The White House told CNN it was investigating the latest incident and took the issue very seriously. Tim Erlin, VP of product management and strategy at Tripwire, urges folks to recognize the seriousness of the matter.
“While these particular incidents were undertaken to be funny, the implications of how easily the individuals involved were entrapped should be clear,” says Erlin. “The difference between this prankster and a serious criminal is only in the disclosure of the results. A serious criminal wouldn’t’t have shared the outcome with the press. Email spearphishing is a big challenge for cybersecurity, and shouldn’t’t be taken lightly.”
Erlin goes on to say that traditionally, we’ve placed a higher level of scrutiny on communications with government officials because of the potential for disclosure. These ‘pranks’ demonstrate why that scrutiny is required. “A sophisticated criminal with a target in mind could use email as a channel to develop a more complete relationship and ultimately compromise much more sensitive information,” says Erlin.

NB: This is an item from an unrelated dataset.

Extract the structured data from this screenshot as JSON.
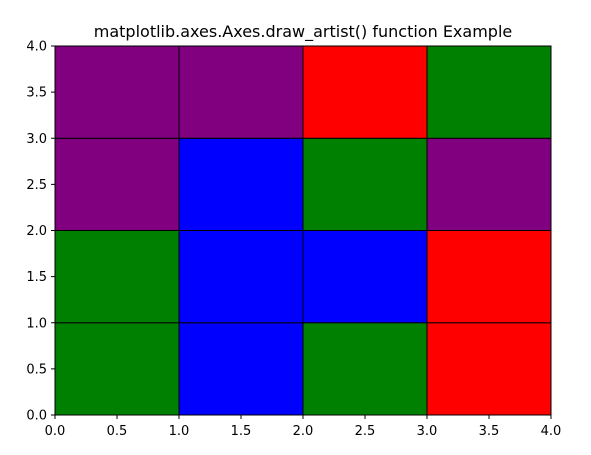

With this incident in the press, it appears that the White House needs to take a very close look at email security and training their staff to recognize spearphishing attempts.
Our last story turns the spotlight on the energy sector. Apparently, there’s a new form of cyber-attack in town, and it’s got it’s sights set on power. Well, cutting it, that is. According to Infosecurity, the new attack vector apparently has the… power… to bypass all software defenses and cause power cuts and disrupt vital facilities.
Here’s how it works. A “lure” document masquerades as a curriculum vitae accompanying a harmless-seeming email. This type of spear-phishing attack is nearly impossible for the energy companies to identify due to the fact that the lure email and attached Word document are spotless, and contain no malicious code whatsoever. This makes them completely undetectable to incoming email monitoring defenses.
The “weaponized” Word document contains a template reference that, when the document is loaded, connects to an attacker’s server to download a Word template which can include embedded malicious payloads.
The new type of attack was discovered by Israeli cybersecurity company Cyberint. For now, the hackers are targeting U.S. and UK energy companies. The attack has potential to spread, so folks are taking action.
Elad Ben-Meir, CyberInt vice-president of marketing, speaks to the importance of immediate action. “Owing to the international nature of cybercrime and cyber-terrorism, UK energy companies should take immediate steps to protect themselves against these attacks as standard monitoring and filtering of incoming emails will be ineffective if this campaign starts to spread outside the US.”
The views expressed in this column do not necessarily reflect the views of Penton Media or The VAR Guy editorial staff.